I'm incredibly proud of the app's strong, witty personality. The "Witty Lab" persona—from the "Overthink..." copy to the beaker loading animation—makes the tool feel unique and engaging, not like a dry textbook.

I'm also proud of my final framework: I discovered a simple, student-friendly way to present complex linguistic theories. Finally, building a secure, scalable, and full-stack serverless app (React + Cloud Run + Secret Manager) in a short time was a huge personal win.

🎓 What I learned

I learned that "vibe" isn't just magic—it's a measurable, designable system built on academic principles like politeness, speech acts, and turn-taking.

The biggest lesson was in information design: a tool is only as good as its ability to be understood. Forcing my AI to be concise and using progressive disclosure (separating the simple finding from the complex theory) was the most important change I made. I also learned to trust my gut—when a feature (like the old accordion) or a title (like "Politeness Strategy") feels wrong, it's because it probably is.

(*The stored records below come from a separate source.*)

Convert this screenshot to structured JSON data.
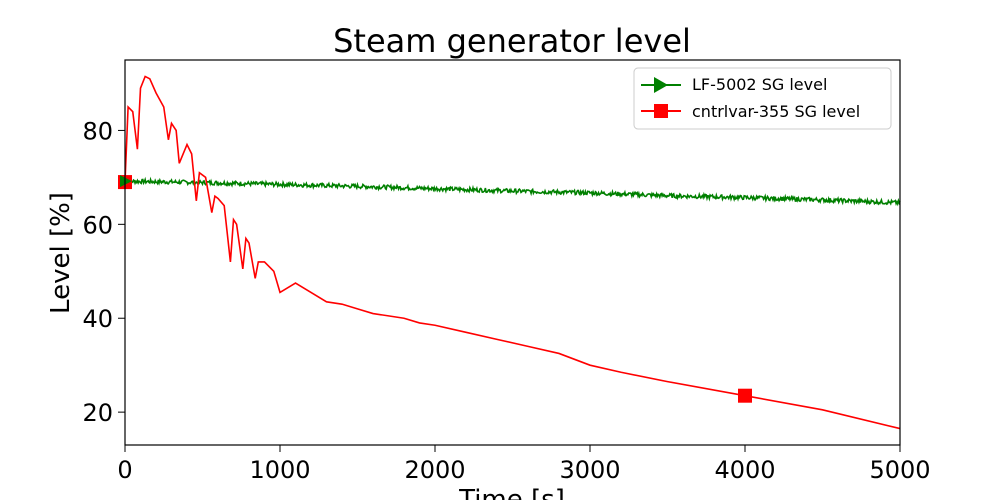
{
  "chart_data": {
    "type": "line",
    "title": "Steam generator level",
    "xlabel": "Time [s]",
    "ylabel": "Level [%]",
    "xlim": [
      0,
      5000
    ],
    "ylim": [
      13,
      95
    ],
    "xticks": [
      0,
      1000,
      2000,
      3000,
      4000,
      5000
    ],
    "xtick_labels": [
      "0",
      "1000",
      "2000",
      "3000",
      "4000",
      "5000"
    ],
    "yticks": [
      20,
      40,
      60,
      80
    ],
    "ytick_labels": [
      "20",
      "40",
      "60",
      "80"
    ],
    "grid": false,
    "legend_position": "top-right",
    "series": [
      {
        "name": "LF-5002 SG level",
        "color": "#008000",
        "marker": "triangle-right",
        "x": [
          0,
          500,
          1000,
          1500,
          2000,
          2500,
          3000,
          3500,
          4000,
          4500,
          5000
        ],
        "y": [
          69.2,
          68.9,
          68.5,
          68.1,
          67.6,
          67.1,
          66.7,
          66.1,
          65.7,
          65.2,
          64.6
        ]
      },
      {
        "name": "cntrlvar-355 SG level",
        "color": "#ff0000",
        "marker": "square",
        "x": [
          0,
          20,
          50,
          80,
          100,
          130,
          160,
          200,
          250,
          280,
          300,
          330,
          350,
          400,
          430,
          460,
          480,
          520,
          560,
          580,
          600,
          640,
          680,
          700,
          720,
          760,
          780,
          800,
          840,
          860,
          900,
          960,
          1000,
          1100,
          1200,
          1300,
          1400,
          1500,
          1600,
          1700,
          1800,
          1900,
          2000,
          2200,
          2400,
          2600,
          2800,
          3000,
          3200,
          3500,
          4000,
          4500,
          5000
        ],
        "y": [
          69,
          85,
          84,
          76,
          89,
          91.5,
          91,
          88,
          85,
          78,
          81.5,
          80,
          73,
          77,
          75,
          65,
          71,
          70,
          62.5,
          66,
          65.5,
          64,
          52,
          61,
          60,
          50.5,
          57,
          56,
          48.5,
          52,
          52,
          50,
          45.5,
          47.5,
          45.5,
          43.5,
          43,
          42,
          41,
          40.5,
          40,
          39,
          38.5,
          37,
          35.5,
          34,
          32.5,
          30,
          28.5,
          26.5,
          23.5,
          20.5,
          16.5
        ]
      }
    ]
  }
}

🧭 What's next for Vibe Check Lab

This is just the start! The "History" button on my header is the first feature I'd build out, allowing users to track their analyses and see how their conversation "vibe" changes over time. I also want to expand the "lab" to include new frameworks (like linguistic style matching and conversational rhythm) and eventually analyze other types of conversations, like human-to-human support chats or team meetings.